There are now several studies showing that in the past two decades women have been preferentially hired in Canadian universities across several disciplines, including sciences (e.g., Irvine, 1996).
There is also ever-increasing evidence that the lower representation of women in the physical sciences is largely a matter of self-selection on the basis of interests and talents. Women achieve outstanding scores on math aptitude tests in much smaller numbers than men do (Benbow, 1988; Reisberg, 1998), and high mathematical ability is more critical for the physical than the biological sciences (where women have a representation approaching that of men). Even women very talented in math, however, often show strong preferences for more person-oriented occupations than men do and so do not gravitate to the physical sciences (Kleinfeld, 1999; Lubinski & Benbow, 1992). Moreover, the documented lower research productivity of women, evident in all disciplines (Cole & Zuckerman, 1987; Long, 1992; Schneider, 1998), may be especially notable in the sciences where objective criteria such as number of refereed publications are likely to be employed.
The further argument that women students need female role models is unsubstantiated. The number of female students at universities has increased dramatically over the past decade, undeterred by the fact that a majority of instructors was male. I know of no credible evidence that university women learn better under female tutelage, nor that women faculty are more likely to attract highly-talented women students.
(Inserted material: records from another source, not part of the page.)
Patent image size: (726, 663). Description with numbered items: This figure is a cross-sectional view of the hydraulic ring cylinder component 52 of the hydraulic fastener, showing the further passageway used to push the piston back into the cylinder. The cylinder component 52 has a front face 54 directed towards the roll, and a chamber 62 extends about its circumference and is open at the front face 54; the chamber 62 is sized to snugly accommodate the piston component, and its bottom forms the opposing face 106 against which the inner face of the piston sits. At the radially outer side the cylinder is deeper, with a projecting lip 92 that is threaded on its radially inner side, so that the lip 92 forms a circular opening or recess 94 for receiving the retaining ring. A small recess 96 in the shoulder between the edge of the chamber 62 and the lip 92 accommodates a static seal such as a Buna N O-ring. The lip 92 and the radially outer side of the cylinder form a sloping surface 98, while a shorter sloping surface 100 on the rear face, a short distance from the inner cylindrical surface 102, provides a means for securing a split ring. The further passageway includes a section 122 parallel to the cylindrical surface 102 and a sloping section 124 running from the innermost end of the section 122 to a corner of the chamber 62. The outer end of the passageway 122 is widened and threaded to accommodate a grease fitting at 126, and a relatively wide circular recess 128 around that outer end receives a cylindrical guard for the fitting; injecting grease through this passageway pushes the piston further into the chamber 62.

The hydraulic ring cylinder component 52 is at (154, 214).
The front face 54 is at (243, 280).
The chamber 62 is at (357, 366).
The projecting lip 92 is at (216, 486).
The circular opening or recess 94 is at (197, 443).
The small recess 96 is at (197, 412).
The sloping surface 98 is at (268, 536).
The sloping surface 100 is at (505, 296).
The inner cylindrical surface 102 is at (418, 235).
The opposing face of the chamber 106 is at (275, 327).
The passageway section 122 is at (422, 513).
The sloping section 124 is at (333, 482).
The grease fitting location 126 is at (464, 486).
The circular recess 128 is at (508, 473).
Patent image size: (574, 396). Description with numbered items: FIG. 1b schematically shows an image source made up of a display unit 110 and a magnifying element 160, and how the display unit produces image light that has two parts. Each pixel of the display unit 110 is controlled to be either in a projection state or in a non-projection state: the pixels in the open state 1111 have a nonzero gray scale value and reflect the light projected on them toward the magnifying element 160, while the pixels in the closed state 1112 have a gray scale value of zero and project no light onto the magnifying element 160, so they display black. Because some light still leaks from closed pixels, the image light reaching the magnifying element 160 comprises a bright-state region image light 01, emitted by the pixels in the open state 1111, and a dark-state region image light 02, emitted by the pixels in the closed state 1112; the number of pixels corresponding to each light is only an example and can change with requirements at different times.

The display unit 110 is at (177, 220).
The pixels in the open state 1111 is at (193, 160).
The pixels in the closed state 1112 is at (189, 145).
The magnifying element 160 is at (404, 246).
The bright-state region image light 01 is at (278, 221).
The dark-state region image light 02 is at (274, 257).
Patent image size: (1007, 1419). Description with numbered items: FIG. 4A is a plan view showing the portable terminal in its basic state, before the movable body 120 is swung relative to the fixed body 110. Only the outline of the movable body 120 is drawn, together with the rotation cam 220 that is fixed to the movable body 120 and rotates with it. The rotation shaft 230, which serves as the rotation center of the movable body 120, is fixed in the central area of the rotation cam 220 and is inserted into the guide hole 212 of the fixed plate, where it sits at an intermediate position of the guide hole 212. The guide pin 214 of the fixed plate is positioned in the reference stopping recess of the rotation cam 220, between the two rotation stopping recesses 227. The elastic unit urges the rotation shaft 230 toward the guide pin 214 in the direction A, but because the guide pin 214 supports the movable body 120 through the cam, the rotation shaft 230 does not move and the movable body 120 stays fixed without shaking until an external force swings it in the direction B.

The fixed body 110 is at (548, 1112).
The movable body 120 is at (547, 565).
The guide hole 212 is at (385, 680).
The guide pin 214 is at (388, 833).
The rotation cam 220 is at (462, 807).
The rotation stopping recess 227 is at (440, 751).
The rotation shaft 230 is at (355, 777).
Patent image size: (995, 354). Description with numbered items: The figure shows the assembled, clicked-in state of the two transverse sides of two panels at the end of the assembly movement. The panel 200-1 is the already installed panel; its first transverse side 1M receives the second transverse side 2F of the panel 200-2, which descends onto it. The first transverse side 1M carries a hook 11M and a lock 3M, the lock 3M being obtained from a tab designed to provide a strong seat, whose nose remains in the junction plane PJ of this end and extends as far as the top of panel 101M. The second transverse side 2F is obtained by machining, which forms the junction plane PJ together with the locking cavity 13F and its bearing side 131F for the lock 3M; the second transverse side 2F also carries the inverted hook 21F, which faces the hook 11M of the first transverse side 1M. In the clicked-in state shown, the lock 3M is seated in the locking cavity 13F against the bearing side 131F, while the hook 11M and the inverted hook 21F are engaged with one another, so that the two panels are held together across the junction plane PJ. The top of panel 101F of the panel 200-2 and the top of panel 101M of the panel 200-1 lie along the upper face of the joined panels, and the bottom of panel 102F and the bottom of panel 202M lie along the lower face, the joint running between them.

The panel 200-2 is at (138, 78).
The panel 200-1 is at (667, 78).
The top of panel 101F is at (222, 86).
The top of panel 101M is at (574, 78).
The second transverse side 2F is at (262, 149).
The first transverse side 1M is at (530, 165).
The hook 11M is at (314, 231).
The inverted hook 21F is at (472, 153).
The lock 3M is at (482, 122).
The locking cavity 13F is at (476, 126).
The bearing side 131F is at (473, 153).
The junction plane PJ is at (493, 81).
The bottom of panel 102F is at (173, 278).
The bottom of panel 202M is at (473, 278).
Across several years when similar NSERC awards (then called URFs) were available to both men and women, of those individuals identifiable by sex, 57 went to women and 363 to men. (A higher percentage of women applicants received awards even then.)* This means that in a fairer competition, less than 15% of the awards went to women. Now, of course, women receive 100% of the awards. Last year, 22 women received UFAs, amounting to well over a million dollars of exclusively "girl money".
The inference that many better-qualified men are being denied fellowships in the sciences is inescapable. How many talented male scientists are, as a consequence, lost to academic research in Canada we do not know; but if we wish to ensure that our scarce resources go to the most talented researchers, we MUST do away with discriminatory awards.
If you have opinions or suggestions for improving the disposition of the NSERC UFAs, we urge you to write to: Dr. T.A. Brzustowski, NSERC, 350 Albert Street, Ottawa K1A 1H5, or fax to: (613) 992-5337, or e mail to: email@example.com.
*Letter from NSERC fellowships office, 20 Aug 1999.
- Benbow C.P. (1988) Sex differences in mathematical reasoning ability in intellectually talented preadolescents: their nature, effects, and possible causes. Behavioral & Brain Sciences, 11, 169-182.
- Cole J.R. & Zuckerman H. (1987) Marriage, motherhood and research performance in science. Scientific American, February, 119-125.
- Irvine A.D. Jack and Jill and employment equity. (1996) Dialogue, 35, 255- 291.
- Kleinfeld J.S. (1999) Student performance: males versus females. The Public Interest, 134, 3-20.
- Long J.S. (1992) Measures of sex differences in scientific productivity. Social Forces, 71, 159-178.
- Lubinski D. & Benbow C.P. (1992) Gender differences in abilities and preferences among the gifted: implications for the math-science pipeline. Current Directions in Psychological Science, 1, 61-66.
- Reisberg L. (1998) Disparities grow in SAT scores of ethnic and racial groups. The Chronicle of Higher education, 11 Sept, A42.
- Schneider A. (1998) Why don't women publish as much as men? The Chronicle of Higher Education, 11 Sept, A14-A16.